Some popular dishes of Ben Tre

From a very long time ago, coconut followed the first settlers to the wild land now named Ben Tre.

Since then, the plain and rural image of coconut has gone into artistic works to greatly delight admirers. Coconut has witnessed so many ups and downs in the history of the land, and has become the very romantic symbol for Ben Tre's firm and loyal women through war times.

And now, as a food item, coconut adds flavour to lots of Ben Tre's popular dishes that in turn add more meanings to life, not only for the Ben Tre natives but also for those who come here and taste them.

Let's have a glance at some of the most popular dishes:

Coconut rice gruel is a nostalgia for Ben Tre natives being away from home. This is one of Ben Tre's traditional dishes that were brought in during the early time of reclaimation.

Coconut rice gruel is made from sticky rice cooked on medium fire until the rice grains were broken down into tiny grains. Then, coconut milk will be crushed and poured in with a pinch of salt and let boiled to condensed.

To fully enjoy the fine taste of coconut rice gruel, eaters should have it together with treacle sugar, and have it in a slow manner in order to feel its lingering sweet and fat flavours.

In the old time, coconut rice gruel was usually eaten during leisure time when there was no work to do in the rice fields. Farmers used to eat the gruel while sitting in the poon oil light chatting about everything on earth and enjoyed its delicious taste.

Then and now, coconut rice gruel has never been seen in the menu for upper-class folk, but it actually is a dish for the poor who just need the least to manage for the day. However, once tasting it, one will not be able to forget it and will love it forever.

Ca bong dua (black goby) simmered in coconut milk is another delicacy in Ben Tre.

It is well-known that locals generally dig up earthworms and string them in clusters for used as bait. When the tidal flow is up, bait clusters are dropped down to nipa axils or into ground holes under coconut roots as ca bong dua are usually moving in here for prey.

Another way to catch ca bong dua is to put some stinking bait (usually slug) in a fish trap and lay the trap along a streamline. Ca bong dua are deadly fond of the stinking smell of the bait, and are coaxed into the trap. Quite easy. And this is quite particular to Ben Tre's coconut woods, and not elsewhere.

The entrapped fish will then be rubbed away all their scales and washed carefully in clean water. Then, they are cooked in fish sauce for some minutes, and then crushed coconut milk is put in just about to fill up the fish, then cooked on simmering fire until the liquid is condensed. How delicious! This should be eaten with boiled herbs.

When newly harvested rice fields are still pervaded with straw fragrance, there's nothing better than having boiled sticky rice eaten with roasted shrimp.

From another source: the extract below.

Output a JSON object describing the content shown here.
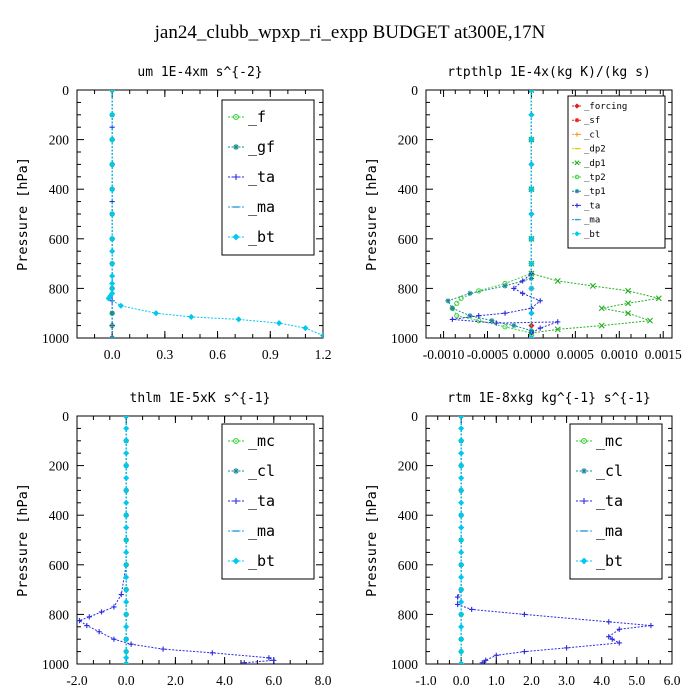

Newly harvested sticky rice is boiled in cast-iron pot. The sticky rice is cooked in a special way so that it is properly glutinous and fragrant. Shrimp is mixed in salt and sugar, then roasted with crushed coconut milk until it is browned up. The fine taste of sticky rice combined with the fatness of roasted shrimp will make it incomparable.

Flour-fried coconut chrysalis is a well-known dish in Ben Tre for coconut chrysalis is a rare speciality of Ben Tre. Just how to get the chrysalis, anyway?

Because the chrysalis only lives in the coconut palm sprout, it is simple enough to split the sprout and catch it. After that, the chrysalis will be rolled in rice flour and deep-fried, and is excellently eaten with fresh herbs.

Today, this popular dish has been present in the menu of many restaurants all over Viet Nam, and is becoming a favourite among gourmet circles.

Still, there are many other popular dishes that are present in daily meals of the Ben Tre natives. If well-prepared, these dishes are some of the best of Ben Tre's cultural features and are conserved on a daily basis.